Travailler du haut vers le bas
Sur un mur, j’attaque en général par le haut ou par une zone déjà fragilisée. L’objectif est de laisser les carreaux tomber ou se décoller sans créer de contrainte inutile sur ceux du dessous. Avec un burin plat, je garde toujours un angle modéré pour suivre la couche de colle plutôt que pour perforer le mur.
Lire aussi : Nettoyer un rouleau à enduit - La méthode qui change tout
Savoir s’arrêter au bon moment
Si la plaque de plâtre se déchire, si le carton du parement vient avec le carreau ou si l’enduit s’effondre en plaques, je m’arrête tout de suite. Dans ce cas, je préfère reprendre le support proprement ou remplacer la plaque plutôt que de vouloir sauver une cloison déjà compromise.
Sur un mur plein en maçonnerie, le travail reste plus franc et souvent plus rapide. Sur une cloison légère, en revanche, la vraie compétence consiste parfois à ne pas insister trop loin.
Après la dépose, la colle et la planéité décident de la suite
Beaucoup de chantiers se compliquent après le retrait des carreaux, pas pendant. La colle ancienne, les éclats de chape, les trous de percussion et les irrégularités de surface conditionnent directement la qualité du futur revêtement. Je traite donc cette phase comme une vraie étape de rénovation, pas comme un simple nettoyage.
| Ce que je constate | Ce que je fais | Pourquoi c’est utile |
|---|---|---|
| Film de colle mince et dur | Grattage puis ponçage léger si besoin | On évite les bosses qui se verront sous le nouveau revêtement. |
| Bourrelets de colle ou anciennes traces épaisses | Reprise au burin ou à l’outil de décapage | Le support retrouve une forme acceptable pour la suite. |
| Petits trous et arrachements | Mortier de réparation ou rebouchage local | On empêche les vides de fragiliser la finition. |
| Sol ondulé ou trop irrégulier | Ragréage | Le ragréage est une couche de remise à niveau avant la pose. |
| Mur abîmé après dépose | Enduit de rebouchage ou remplacement du parement | On repart sur une base saine au lieu de masquer les dégâts. |
Le ragréage, pour être clair, n’est pas un gadget esthétique: c’est ce qui remet le sol à plat quand les défauts dépassent ce qu’un simple collage peut compenser. Quand je prépare une nouvelle pose, je préfère toujours corriger maintenant plutôt que subir plus tard une ligne de carreaux qui vrille ou un revêtement souple qui marque chaque défaut.

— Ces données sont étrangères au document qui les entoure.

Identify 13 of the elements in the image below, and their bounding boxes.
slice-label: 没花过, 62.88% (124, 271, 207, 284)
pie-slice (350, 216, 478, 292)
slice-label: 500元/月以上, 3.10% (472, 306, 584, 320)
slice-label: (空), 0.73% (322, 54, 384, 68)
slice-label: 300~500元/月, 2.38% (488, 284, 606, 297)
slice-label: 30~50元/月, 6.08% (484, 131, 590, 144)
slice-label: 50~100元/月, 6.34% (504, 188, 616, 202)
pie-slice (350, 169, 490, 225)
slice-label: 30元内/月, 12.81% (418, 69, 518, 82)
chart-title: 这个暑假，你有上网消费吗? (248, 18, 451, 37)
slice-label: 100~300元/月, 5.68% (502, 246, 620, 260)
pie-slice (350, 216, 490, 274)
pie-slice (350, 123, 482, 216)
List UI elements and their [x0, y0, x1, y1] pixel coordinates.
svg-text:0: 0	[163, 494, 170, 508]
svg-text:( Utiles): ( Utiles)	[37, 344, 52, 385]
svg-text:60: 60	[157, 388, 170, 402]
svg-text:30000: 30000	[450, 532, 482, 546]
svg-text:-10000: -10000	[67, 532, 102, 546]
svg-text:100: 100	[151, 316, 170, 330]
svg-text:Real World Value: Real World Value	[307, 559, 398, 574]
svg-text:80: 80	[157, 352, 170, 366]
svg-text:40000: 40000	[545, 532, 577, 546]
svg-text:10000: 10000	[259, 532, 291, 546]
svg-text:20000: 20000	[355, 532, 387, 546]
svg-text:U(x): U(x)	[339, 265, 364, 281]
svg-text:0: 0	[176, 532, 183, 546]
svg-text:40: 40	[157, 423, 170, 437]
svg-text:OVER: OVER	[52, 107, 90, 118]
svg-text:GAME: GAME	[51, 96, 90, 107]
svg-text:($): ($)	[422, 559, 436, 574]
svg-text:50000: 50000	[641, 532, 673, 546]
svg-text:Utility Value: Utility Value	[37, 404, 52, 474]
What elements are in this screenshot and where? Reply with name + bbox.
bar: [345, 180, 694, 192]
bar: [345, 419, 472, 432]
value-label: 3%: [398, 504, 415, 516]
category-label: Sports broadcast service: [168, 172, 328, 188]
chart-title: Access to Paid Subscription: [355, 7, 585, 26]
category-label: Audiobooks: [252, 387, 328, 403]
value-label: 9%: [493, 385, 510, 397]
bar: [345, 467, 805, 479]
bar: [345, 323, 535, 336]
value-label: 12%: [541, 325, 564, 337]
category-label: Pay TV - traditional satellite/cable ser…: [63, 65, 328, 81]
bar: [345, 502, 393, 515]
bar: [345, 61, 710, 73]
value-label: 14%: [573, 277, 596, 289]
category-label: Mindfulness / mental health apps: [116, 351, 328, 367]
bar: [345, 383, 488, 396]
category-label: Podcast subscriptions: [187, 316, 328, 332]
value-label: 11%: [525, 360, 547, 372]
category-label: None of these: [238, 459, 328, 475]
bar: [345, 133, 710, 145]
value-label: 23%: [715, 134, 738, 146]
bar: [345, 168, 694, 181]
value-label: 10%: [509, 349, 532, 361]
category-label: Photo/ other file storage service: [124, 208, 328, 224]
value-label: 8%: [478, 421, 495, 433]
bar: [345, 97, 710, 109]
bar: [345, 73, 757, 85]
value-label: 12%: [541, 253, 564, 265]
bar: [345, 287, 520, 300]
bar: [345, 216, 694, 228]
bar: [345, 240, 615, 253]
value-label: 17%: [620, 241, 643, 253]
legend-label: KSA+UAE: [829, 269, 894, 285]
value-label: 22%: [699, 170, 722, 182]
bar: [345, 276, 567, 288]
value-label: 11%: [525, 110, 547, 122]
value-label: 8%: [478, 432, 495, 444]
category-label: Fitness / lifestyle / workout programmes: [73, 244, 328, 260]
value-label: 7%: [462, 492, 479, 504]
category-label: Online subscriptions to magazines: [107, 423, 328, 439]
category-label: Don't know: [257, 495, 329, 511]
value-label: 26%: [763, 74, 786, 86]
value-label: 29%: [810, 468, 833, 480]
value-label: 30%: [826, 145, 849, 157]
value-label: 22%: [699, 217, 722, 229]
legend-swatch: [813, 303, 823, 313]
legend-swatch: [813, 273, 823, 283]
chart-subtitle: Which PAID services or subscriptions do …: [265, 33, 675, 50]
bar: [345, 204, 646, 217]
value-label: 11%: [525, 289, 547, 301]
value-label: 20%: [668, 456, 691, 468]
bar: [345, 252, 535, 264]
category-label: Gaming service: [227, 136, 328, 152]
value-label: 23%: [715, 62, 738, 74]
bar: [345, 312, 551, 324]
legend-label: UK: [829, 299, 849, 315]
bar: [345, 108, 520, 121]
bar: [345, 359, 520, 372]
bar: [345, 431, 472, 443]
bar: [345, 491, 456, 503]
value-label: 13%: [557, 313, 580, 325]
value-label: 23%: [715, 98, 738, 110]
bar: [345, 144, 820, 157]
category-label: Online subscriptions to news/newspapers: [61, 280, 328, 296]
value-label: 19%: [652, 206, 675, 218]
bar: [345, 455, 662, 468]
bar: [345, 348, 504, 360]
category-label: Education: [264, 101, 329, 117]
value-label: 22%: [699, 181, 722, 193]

Les cas où je ralentis ou j’appelle un pro
Je ralentis dès que le chantier dépasse la simple dépose mécanique. Si le sol est chauffant, si la chape sonne creux, si le mur se délite, ou si les gravats deviennent impossibles à évacuer proprement, le bon réflexe n’est pas de forcer davantage. Le vrai risque, ce n’est pas seulement la durée: c’est d’endommager un support qu’il faudra ensuite refaire en partie.
- Présence suspectée de canalisations ou de plancher chauffant.
- Carrelage scellé très dur sur une grande surface.
- Faïence posée sur plaques de plâtre fragiles.
- Support déjà fissuré, friable ou creusé par endroits.
- Besoin de conserver strictement les niveaux de seuils et de portes.
Mon approche est simple: je retire le revêtement seulement tant que je garde la main sur le support. Dès que la base devient le vrai sujet du chantier, je traite la cause avant de penser à la finition. C’est cette discipline qui fait la différence entre une rénovation propre et un enchaînement de reprises inutiles.
Si vous devez repartir sur un nouveau revêtement, gardez un repère très concret: un support doit être sain, sec, propre et stable avant la pose suivante. Quand ces quatre conditions sont réunies, le nouveau carrelage, le parquet ou le sol souple partent sur de bonnes bases; sinon, je préfère encore corriger une journée de plus que masquer un problème pour six mois.